Ballarat Sport Events Centre, commercially named "Selkirk Stadium", is an indoor multi-use sports complex located in the Eureka Sports Precinct at Wendouree, an outer suburb north of Ballarat in Australia.

==History==
The facility was established in 1986 as a two-court indoor community netball stadium known as the Wendouree Netball Centre. During the early 2000s the popularity of Basketball, Netball and Badminton in the Ballarat region had significantly outgrown the capacity of existing stadia built during the 1970s at the nearby Hollioake Park sports complex. Heavy user demand from local sports competitions and the community at the ageing but well maintained and modernised Hollioake Park venues including the Ballarat Minerdome Basketball and the 'Ken Kay' Badminton Stadiums limited Ballarat's ability to accommodate additional major indoor sports competitions. This prompted combined regional councils and indoor sporting associations to collectively advocate for funding to re-develop and expand the Wendouree Netball Centre into a major regional indoor multi-use sporting complex.

After several years of lobbying for funding assistance, in 2015 the Victorian State government granted $9 million financial support in addition to the Ballarat Council's commitment of $5 million to ensure that some $14 million (AUD) would jointly fund the first stage of a new Ballarat Sports and Events Centre project as a strategic component of the Ballarat Major Events Precinct Master Plan (Released in June 2015). The Master Plan being a formal document outlining a 10 year strategic plan for the development of the Eureka Sports Precinct including construction and development of the nearby Mars Stadium outdoor sports stadium as well as adjacent cricket ovals, pavilions and netball facilities.

Under the joint local council and State funding arrangement, a partial stadium complex would be designed and built connecting to the existing Wendouree Netball Centre that would add four new indoor courts and include a 1500-seat main arena. This design was to make provision for future expansion as an eight court facility expanding the main arena to 3000 capacity once additional funding could be secured. Several months later, before construction commenced, the Australian Commonwealth Government granted $10 million (AUD) under its 'Regional Development Fund' enabling full completion of the complex.

During the 2018 Victorian State election the Victorian State government committed a final grant of $5.2 million to modernise and re-skin the adjoining older Wendouree Netball Centre to integrate its design to complement the new facility. These monies also funding construction of outdoor three-on-three courts for community use, new sports clinic and strength and conditioning facilities.

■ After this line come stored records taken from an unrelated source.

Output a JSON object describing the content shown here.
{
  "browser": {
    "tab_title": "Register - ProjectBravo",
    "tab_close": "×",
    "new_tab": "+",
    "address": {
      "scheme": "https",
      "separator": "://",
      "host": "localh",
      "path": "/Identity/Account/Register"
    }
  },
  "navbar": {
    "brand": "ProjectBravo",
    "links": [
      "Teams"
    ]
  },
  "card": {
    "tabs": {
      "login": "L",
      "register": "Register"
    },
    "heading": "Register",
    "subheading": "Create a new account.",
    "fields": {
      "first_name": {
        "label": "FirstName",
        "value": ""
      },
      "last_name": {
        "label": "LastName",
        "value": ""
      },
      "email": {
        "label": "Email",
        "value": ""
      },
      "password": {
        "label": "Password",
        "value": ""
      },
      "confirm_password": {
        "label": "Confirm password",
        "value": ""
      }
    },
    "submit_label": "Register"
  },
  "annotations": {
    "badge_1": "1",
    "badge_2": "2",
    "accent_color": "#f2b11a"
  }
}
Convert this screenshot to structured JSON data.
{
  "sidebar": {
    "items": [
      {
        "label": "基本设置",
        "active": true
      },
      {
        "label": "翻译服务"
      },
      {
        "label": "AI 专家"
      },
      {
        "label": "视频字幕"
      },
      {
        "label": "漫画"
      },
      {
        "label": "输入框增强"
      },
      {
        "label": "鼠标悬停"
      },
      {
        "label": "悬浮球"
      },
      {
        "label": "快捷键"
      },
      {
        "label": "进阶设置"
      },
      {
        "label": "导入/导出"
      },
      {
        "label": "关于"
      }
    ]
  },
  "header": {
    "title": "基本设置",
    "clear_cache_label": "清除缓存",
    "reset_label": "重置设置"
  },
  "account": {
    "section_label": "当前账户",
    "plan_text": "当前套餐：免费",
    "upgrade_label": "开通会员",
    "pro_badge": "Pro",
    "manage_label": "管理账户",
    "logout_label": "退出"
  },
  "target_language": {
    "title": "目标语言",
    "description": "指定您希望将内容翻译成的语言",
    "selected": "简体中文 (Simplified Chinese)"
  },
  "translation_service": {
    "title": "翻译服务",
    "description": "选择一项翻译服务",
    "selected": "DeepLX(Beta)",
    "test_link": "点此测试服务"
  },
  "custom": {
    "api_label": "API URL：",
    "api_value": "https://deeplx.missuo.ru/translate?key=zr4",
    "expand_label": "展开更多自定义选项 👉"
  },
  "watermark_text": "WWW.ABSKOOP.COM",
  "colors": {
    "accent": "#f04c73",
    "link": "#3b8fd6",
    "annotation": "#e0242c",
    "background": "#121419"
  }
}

In January 2022 a five-year sponsorship and naming rights agreement for the centre was struck with Ballarat's Selkirk brickworks.

On 12 and 13 April 2024, Selkirk Stadium hosted two Professional Wrestling Shows as part of the Starrcast Downunder Convention. The two shows were Mickie James' all-women's show "HER", and Bret Hart presents Australian Stampede.

==Facilities==
The complex today consists of:
- 8 Indoor basketball/netball courts
- 1 Centre show court with 3000 seats and video screens
- 3 Outdoor 3 on 3 basketball courts
- Strength and conditioning gymnasium with an indoor running track
- Conference centre
- Café / licensed bar
- Retail store
- 300 space car park.

==Basketball and Netball venue==
Since officially opening in July 2019, the venue has hosted a number of premier games including National Basketball League (Australia) friendly games as well as NBL1 competition games. The venue successfully managed significant other regional and national competitions throughout 2020-21 despite public gathering restrictions imposed due to the COVID pandemic. Since the easing of COVID restrictions the venue has resumed normal operations and continues to be very popular for competitors and spectators.